7. In the case in the judgment reported in AIR 1990 Bom 170 the judgment did not reveal that the documents filed by the plaintiff before the foreign Court were considered as the same was rendered only on the basis of the plaintiff's pleadings without going into the controversy between the parties after the defendant did not appear at the time of the hearing of the suit to defend the case. In the instant case, we find that evidence is not adduced by the plaintiff and the judgment also does not disclose that the same is given on the basis of the plaintiff's pleadings. Even if the same had been made on the basis of the plaintiff's pleadings without considering the documents and the evidence adduced by the plaintiff and without going into the controversy between the parties, the same would not have been a judgment given on merits. If leave could not have been granted for the execution of the judgment, that was sought to be executed in the case before this Court in the judgment reported in AIR 1990 Bom 170, it goes without saying that prima facie the judgment in the instant case may not be capable of execution in Courts in India. The plaintiff- bank would not have been entitled to the prayers made in the notice of motion on the basis of the Swiss judgment.

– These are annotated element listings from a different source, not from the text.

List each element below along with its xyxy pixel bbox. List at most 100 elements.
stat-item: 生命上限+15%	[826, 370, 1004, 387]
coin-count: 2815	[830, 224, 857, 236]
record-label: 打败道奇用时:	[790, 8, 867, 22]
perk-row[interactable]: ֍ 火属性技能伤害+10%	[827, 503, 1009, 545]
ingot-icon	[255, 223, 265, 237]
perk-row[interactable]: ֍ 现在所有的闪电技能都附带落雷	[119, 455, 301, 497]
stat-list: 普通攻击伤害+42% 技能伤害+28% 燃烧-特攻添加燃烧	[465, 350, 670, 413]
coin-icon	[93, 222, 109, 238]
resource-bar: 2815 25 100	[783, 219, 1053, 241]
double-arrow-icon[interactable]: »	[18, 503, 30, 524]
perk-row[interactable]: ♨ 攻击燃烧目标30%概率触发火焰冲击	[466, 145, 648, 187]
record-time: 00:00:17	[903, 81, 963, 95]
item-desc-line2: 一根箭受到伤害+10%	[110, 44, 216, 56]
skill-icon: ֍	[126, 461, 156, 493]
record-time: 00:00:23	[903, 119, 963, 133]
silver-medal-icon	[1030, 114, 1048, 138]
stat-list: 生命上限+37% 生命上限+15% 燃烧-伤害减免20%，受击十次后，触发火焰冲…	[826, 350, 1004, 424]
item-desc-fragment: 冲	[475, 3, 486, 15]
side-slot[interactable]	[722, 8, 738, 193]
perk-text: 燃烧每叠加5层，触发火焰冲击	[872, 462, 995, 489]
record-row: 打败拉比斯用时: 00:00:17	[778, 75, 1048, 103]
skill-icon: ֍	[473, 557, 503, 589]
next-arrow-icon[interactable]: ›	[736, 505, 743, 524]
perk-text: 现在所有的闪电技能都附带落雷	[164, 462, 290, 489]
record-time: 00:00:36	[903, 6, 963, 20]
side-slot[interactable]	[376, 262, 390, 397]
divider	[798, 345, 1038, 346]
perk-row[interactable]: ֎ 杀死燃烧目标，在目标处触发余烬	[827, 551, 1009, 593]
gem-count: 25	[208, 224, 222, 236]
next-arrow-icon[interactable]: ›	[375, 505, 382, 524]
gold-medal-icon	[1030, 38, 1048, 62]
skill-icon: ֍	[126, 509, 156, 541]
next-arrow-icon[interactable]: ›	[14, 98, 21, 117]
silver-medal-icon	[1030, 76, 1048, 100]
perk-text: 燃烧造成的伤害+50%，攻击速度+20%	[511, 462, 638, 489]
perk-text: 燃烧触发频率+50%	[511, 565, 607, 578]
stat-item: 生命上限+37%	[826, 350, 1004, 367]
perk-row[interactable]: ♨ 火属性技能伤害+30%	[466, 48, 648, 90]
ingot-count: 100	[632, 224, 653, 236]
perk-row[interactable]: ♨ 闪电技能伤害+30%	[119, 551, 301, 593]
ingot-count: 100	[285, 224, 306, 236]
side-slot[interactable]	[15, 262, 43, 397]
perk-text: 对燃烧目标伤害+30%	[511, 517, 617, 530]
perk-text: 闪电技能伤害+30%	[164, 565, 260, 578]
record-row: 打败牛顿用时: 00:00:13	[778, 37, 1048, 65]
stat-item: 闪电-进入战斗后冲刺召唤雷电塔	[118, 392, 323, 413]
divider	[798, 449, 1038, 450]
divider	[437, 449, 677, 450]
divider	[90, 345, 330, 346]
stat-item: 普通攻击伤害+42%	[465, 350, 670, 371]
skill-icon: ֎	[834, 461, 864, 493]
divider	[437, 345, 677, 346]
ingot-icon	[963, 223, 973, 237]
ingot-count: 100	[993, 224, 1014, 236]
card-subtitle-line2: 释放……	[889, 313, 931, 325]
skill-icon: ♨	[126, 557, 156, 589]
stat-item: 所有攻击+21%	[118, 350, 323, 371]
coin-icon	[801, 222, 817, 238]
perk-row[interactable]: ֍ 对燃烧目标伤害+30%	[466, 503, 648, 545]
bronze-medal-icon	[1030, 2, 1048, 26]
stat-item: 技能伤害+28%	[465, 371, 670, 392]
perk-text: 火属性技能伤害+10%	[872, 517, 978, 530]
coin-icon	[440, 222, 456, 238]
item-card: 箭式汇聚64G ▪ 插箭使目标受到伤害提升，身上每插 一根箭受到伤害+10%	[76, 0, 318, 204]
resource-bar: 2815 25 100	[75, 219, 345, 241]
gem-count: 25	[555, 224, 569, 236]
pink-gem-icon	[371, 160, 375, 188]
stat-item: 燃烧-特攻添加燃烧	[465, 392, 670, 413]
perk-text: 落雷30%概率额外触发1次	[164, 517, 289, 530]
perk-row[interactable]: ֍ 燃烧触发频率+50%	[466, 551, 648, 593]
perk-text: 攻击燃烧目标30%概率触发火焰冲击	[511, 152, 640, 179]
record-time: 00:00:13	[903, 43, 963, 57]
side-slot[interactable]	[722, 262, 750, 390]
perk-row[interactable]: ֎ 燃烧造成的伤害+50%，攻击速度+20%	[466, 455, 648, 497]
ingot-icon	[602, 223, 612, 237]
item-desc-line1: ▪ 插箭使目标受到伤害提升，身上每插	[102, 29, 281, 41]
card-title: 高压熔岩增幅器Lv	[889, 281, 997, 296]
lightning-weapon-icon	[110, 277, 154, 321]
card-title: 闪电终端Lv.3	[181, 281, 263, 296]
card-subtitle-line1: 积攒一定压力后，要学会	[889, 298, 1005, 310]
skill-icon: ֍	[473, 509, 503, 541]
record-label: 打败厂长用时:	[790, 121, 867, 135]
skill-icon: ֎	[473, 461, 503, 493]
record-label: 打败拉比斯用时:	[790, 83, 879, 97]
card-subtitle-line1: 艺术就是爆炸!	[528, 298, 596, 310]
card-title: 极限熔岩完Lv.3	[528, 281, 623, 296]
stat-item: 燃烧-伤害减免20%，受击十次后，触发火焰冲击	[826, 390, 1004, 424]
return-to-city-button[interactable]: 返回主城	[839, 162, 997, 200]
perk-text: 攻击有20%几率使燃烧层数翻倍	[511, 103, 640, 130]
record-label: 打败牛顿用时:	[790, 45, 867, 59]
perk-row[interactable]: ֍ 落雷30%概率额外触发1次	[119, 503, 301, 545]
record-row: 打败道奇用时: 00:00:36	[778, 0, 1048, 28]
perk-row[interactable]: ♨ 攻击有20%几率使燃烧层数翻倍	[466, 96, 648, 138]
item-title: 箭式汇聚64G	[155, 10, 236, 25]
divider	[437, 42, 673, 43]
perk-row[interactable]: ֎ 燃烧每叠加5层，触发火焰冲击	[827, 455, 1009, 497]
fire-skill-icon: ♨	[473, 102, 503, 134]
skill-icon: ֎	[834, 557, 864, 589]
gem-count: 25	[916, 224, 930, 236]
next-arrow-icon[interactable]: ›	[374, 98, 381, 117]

8. In the result, the appeals are allowed. The order of the learned Single Judge dated 04.08.2017 is hereby set aside. The prayers made in the notice of motion stand rejected. In the circumstances of the case, there would be no order as to costs.

9. At this stage, the learned counsel for the respondents seeks the continuation of the ad-interim relief granted by this Court on 18.01.2012 as also the continuation of the order of the learned Single Judge in para 18 of

(24&34) APP 380-17

the order appealed against for eight weeks.

The prayer made by the counsel for the respondent-bank is strongly opposed by the learned counsel for the appellants.

However, in the circumstances of the case, since the ad interim relief is operating in favour of the respondent-bank from 18.01.2012, we continue the same only for a period of eight weeks. We however reject the prayer made by the counsel for the respondent-bank to continue the relief granted for the first time by the order appealed against, pertaining to the bank accounts as the same was granted only after deciding the notice of motion. The Prothonotary and Senior Master is directed to return the envelops submitted by the appellants after the completion of eight weeks, if no interim relief is granted to the respondent-bank till then.

Order accordingly.

       [SARANG V. KOTWAL, J.]                 [SMT. VASANTI A. NAIK J.]